Is there a change that triggering hardware watchdog would reset WiFi better than esp_restart()?

Xiehanxin commented 1 year ago

hi @tomasznowik from your log, there might be somerhing wrong with phy or the Phy uses the wrong calibration data , could you tell me 1.how much device have this problem 2.how often the problem recurs and tell me the reproduce steps if it is convient. 3.provide your sdkconfig.

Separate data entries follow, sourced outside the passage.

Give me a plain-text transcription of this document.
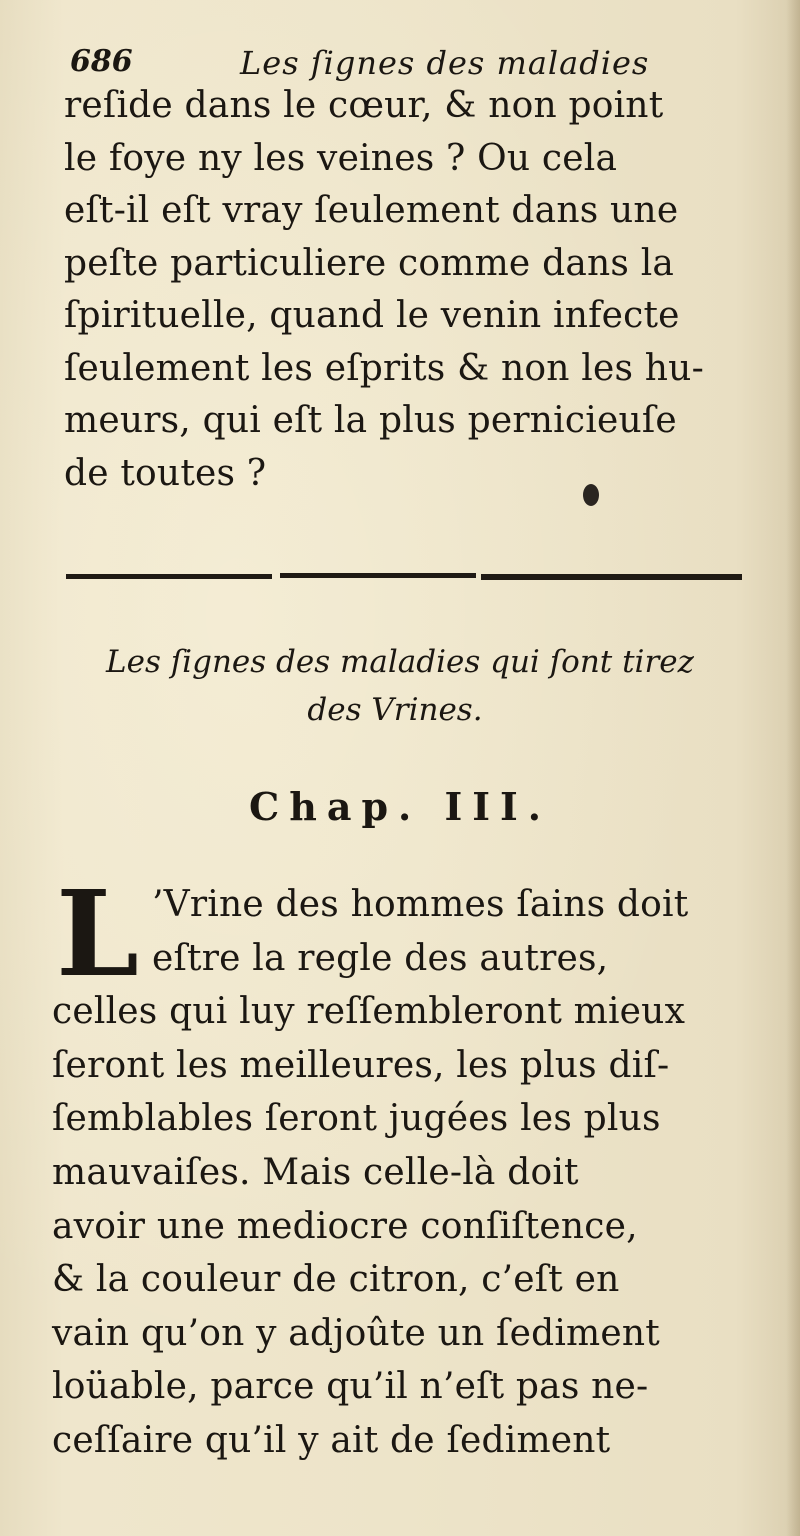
686	Les ſignes des maladies
reſide dans le cœur, & non point
le foye ny les veines ? Ou cela
eſt-il eſt vray ſeulement dans une
peſte particuliere comme dans la
ſpirituelle, quand le venin infecte
ſeulement les eſprits & non les hu-
meurs, qui eſt la plus pernicieuſe
de toutes ?
Les ſignes des maladies qui ſont tirez
des Vrines.
Chap. III.
L ’Vrine des hommes ſains doit
eſtre la regle des autres,
celles qui luy reſſembleront mieux
ſeront les meilleures, les plus diſ-
ſemblables ſeront jugées les plus
mauvaiſes. Mais celle-là doit
avoir une mediocre conſiſtence,
& la couleur de citron, c’eſt en
vain qu’on y adjoûte un ſediment
loüable, parce qu’il n’eſt pas ne-
ceſſaire qu’il y ait de ſediment
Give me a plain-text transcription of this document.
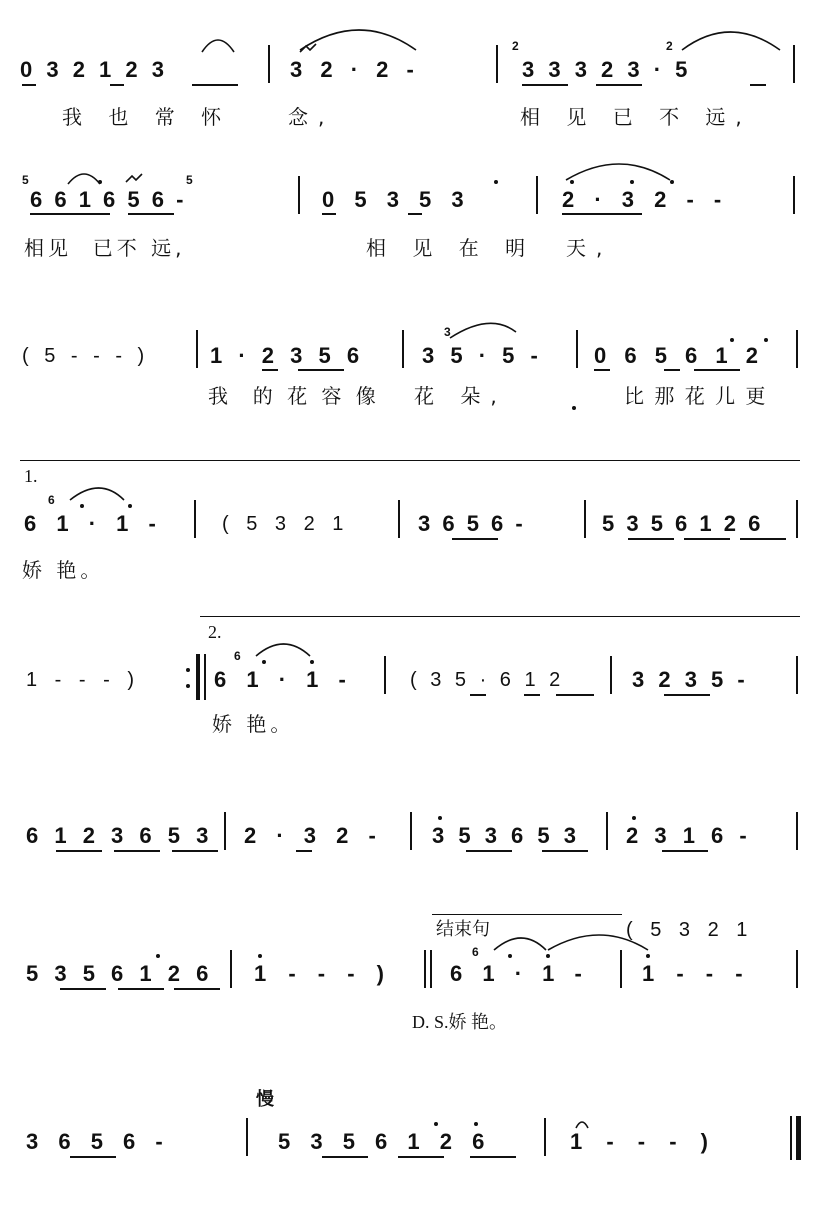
0 3 2 1 2 3	3 2 · 2 -
2	2
3 3 3 2 3 · 5
我 也 常 怀	念,	相 见 已 不 远,
5	5
6 6 1 6 5 6 -	0 5 3 5 3	2 · 3 2 - -
相见  已不 远,	相 见 在 明 天,
( 5 - - - )	1 · 2 3 5 6
3
3 5 · 5 -	0 6 5 6 1 2
我  的 花 容 像 花 朵,	比 那 花 儿 更
1.
6
6 1 · 1 -	( 5 3 2 1	3 6 5 6 -	5 3 5 6 1 2 6
娇 艳。
1 - - - )
2.
6
6 1 · 1 -	( 3 5 · 6 1 2	3 2 3 5 -
娇 艳。
6 1 2 3 6 5 3 2 · 3 2 -	3 5 3 6 5 3 2 3 1 6 -
5 3 5 6 1 2 6 1 - - - )
结束句	( 5 3 2 1
6
6 1 · 1 -	1 - - -
D. S.娇 艳。
慢
3 6 5 6 -	5 3 5 6 1 2 6	1 - - - )
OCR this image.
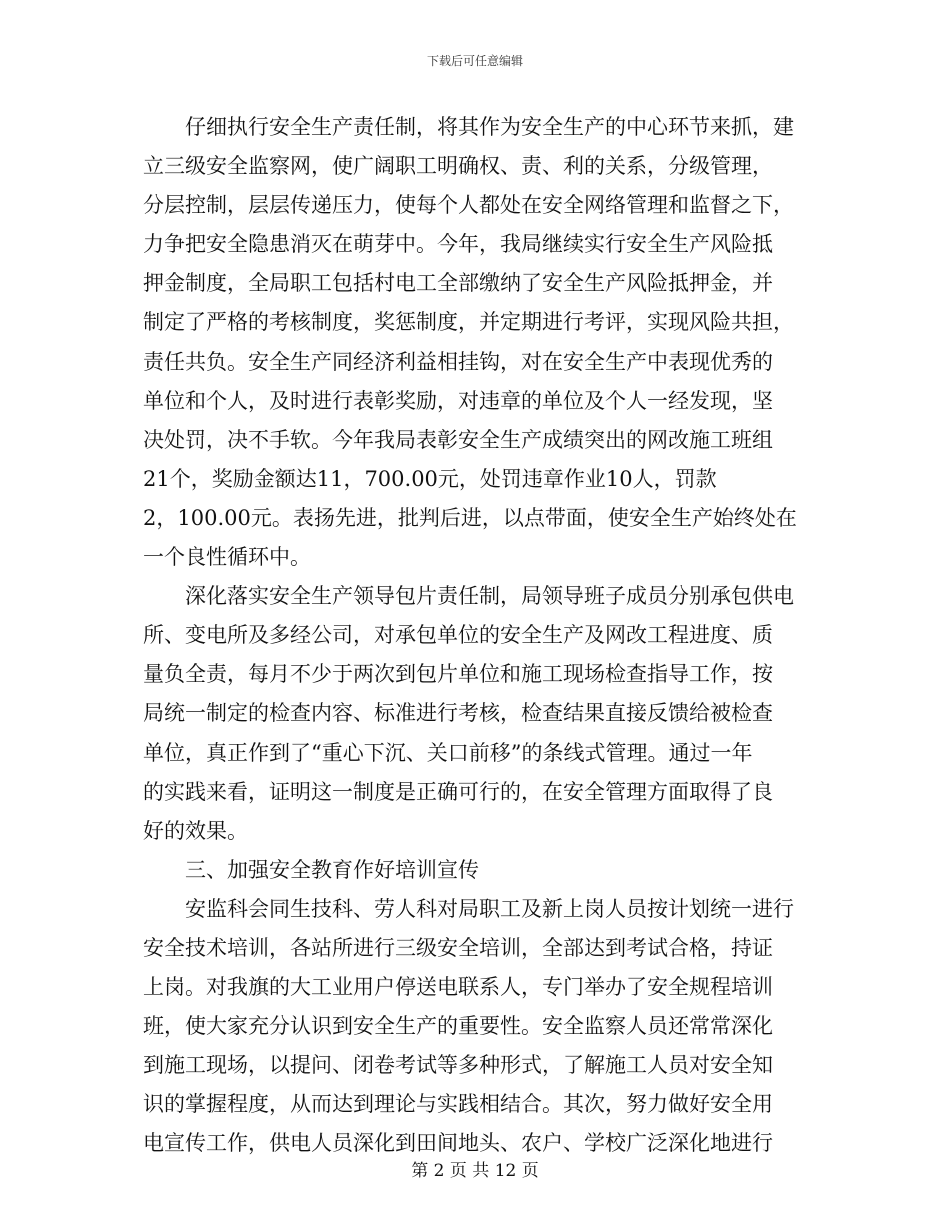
下载后可任意编辑
　　仔细执行安全生产责任制，将其作为安全生产的中心环节来抓，建
立三级安全监察网，使广阔职工明确权、责、利的关系，分级管理，
分层控制，层层传递压力，使每个人都处在安全网络管理和监督之下，
力争把安全隐患消灭在萌芽中。今年，我局继续实行安全生产风险抵
押金制度，全局职工包括村电工全部缴纳了安全生产风险抵押金，并
制定了严格的考核制度，奖惩制度，并定期进行考评，实现风险共担，
责任共负。安全生产同经济利益相挂钩，对在安全生产中表现优秀的
单位和个人，及时进行表彰奖励，对违章的单位及个人一经发现，坚
决处罚，决不手软。今年我局表彰安全生产成绩突出的网改施工班组
21个，奖励金额达11，700.00元，处罚违章作业10人，罚款
2，100.00元。表扬先进，批判后进，以点带面，使安全生产始终处在
一个良性循环中。
　　深化落实安全生产领导包片责任制，局领导班子成员分别承包供电
所、变电所及多经公司，对承包单位的安全生产及网改工程进度、质
量负全责，每月不少于两次到包片单位和施工现场检查指导工作，按
局统一制定的检查内容、标准进行考核，检查结果直接反馈给被检查
单位，真正作到了“重心下沉、关口前移”的条线式管理。通过一年
的实践来看，证明这一制度是正确可行的，在安全管理方面取得了良
好的效果。
　　三、加强安全教育作好培训宣传
　　安监科会同生技科、劳人科对局职工及新上岗人员按计划统一进行
安全技术培训，各站所进行三级安全培训，全部达到考试合格，持证
上岗。对我旗的大工业用户停送电联系人，专门举办了安全规程培训
班，使大家充分认识到安全生产的重要性。安全监察人员还常常深化
到施工现场，以提问、闭卷考试等多种形式，了解施工人员对安全知
识的掌握程度，从而达到理论与实践相结合。其次，努力做好安全用
电宣传工作，供电人员深化到田间地头、农户、学校广泛深化地进行
第 2 页 共 12 页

tomasznowik commented 1 year ago
  1. It seems that many random devices has this issues so it's rather software issue. We managed to create bad wifi environment that 4 out of 10 devices hanged due this issue in 24 hours. Normally it almost never happens.
  2. It's hard to recreate this problem but it can happen once a day when there's weak wifi signal. But we are sure it was triggered due to our bug in the code that corrupted heap memory and triggered esp_restart in other thread. Steps to reproduce are in previous message.
  3. Please see attachment: sdkconfig.zip
tomasznowik commented 10 months ago

@Xiehanxin We still observe the issue. After fixing our own bug the device doesn't reset so often so it looked like the issue is solved but it's not. After writing a configuration to flash we call esp_system_abort to reboot. And rarely the devices can't connect to wifi anymore because of the error I described previously.

W 19585 | wifi             force witi stop
I 19585 | wifi             flush txq
I 19585 | wifi             stop sw txq
I 19585 | wifi             lmac stop hw txq
W 19585 | wifi             sw tx 0 state not idle, potential error!
W 19585 | wifi             force sw tx 0 state to idle, ebuf flag=412

You wrote "there might be somerhing wrong with phy or the Phy uses the wrong calibration data". Is there anything we could try to fix this? We use:

CONFIG_ESP32_PHY_CALIBRATION_AND_DATA_STORAGE=y
# CONFIG_ESP32_PHY_INIT_DATA_IN_PARTITION is not set
CONFIG_ESP32_PHY_MAX_WIFI_TX_POWER=20
CONFIG_ESP32_PHY_MAX_TX_POWER=20
AxelLin commented 8 months ago

@Xiehanxin Any further feedback about https://github.com/espressif/esp-idf/issues/11060#issuecomment-1669941226 and https://github.com/espressif/esp-idf/issues/11060#issuecomment-1807573122 ?

Espressif-liuuuu commented 2 months ago

Hi @rojer , we find the cause of Wi-Fi connect issue after reset when coexisting with BLE scan. https://github.com/espressif/esp-idf/issues/13598#issuecomment-2188088182
If its similiar in your case, you can try to verify it on v5.2 as well.

rojer commented 2 months ago

@Espressif-liuuuu great news, thanks! we've been carrying a really hacky workarond for this for a while. i'll try to repro it with our current code (w/o workaround) and then try the fix.

AxelLin commented 1 month ago

i'll try to repro it with our current code (w/o workaround) and then try the fix.

@rojer Does the fix work for you?

Sherry616 commented 1 week ago

Thanks for reporting, will close due to short of feedback, feel free to reopen with more updates. Thanks for using our Espressif product!

rojer commented 1 week ago

yeah, i'm sorry - i have actually tried to reproduce it, but wasn't able to. something has changed somewhere, but the bottom line is we don't see these crashes anymore, and that's good.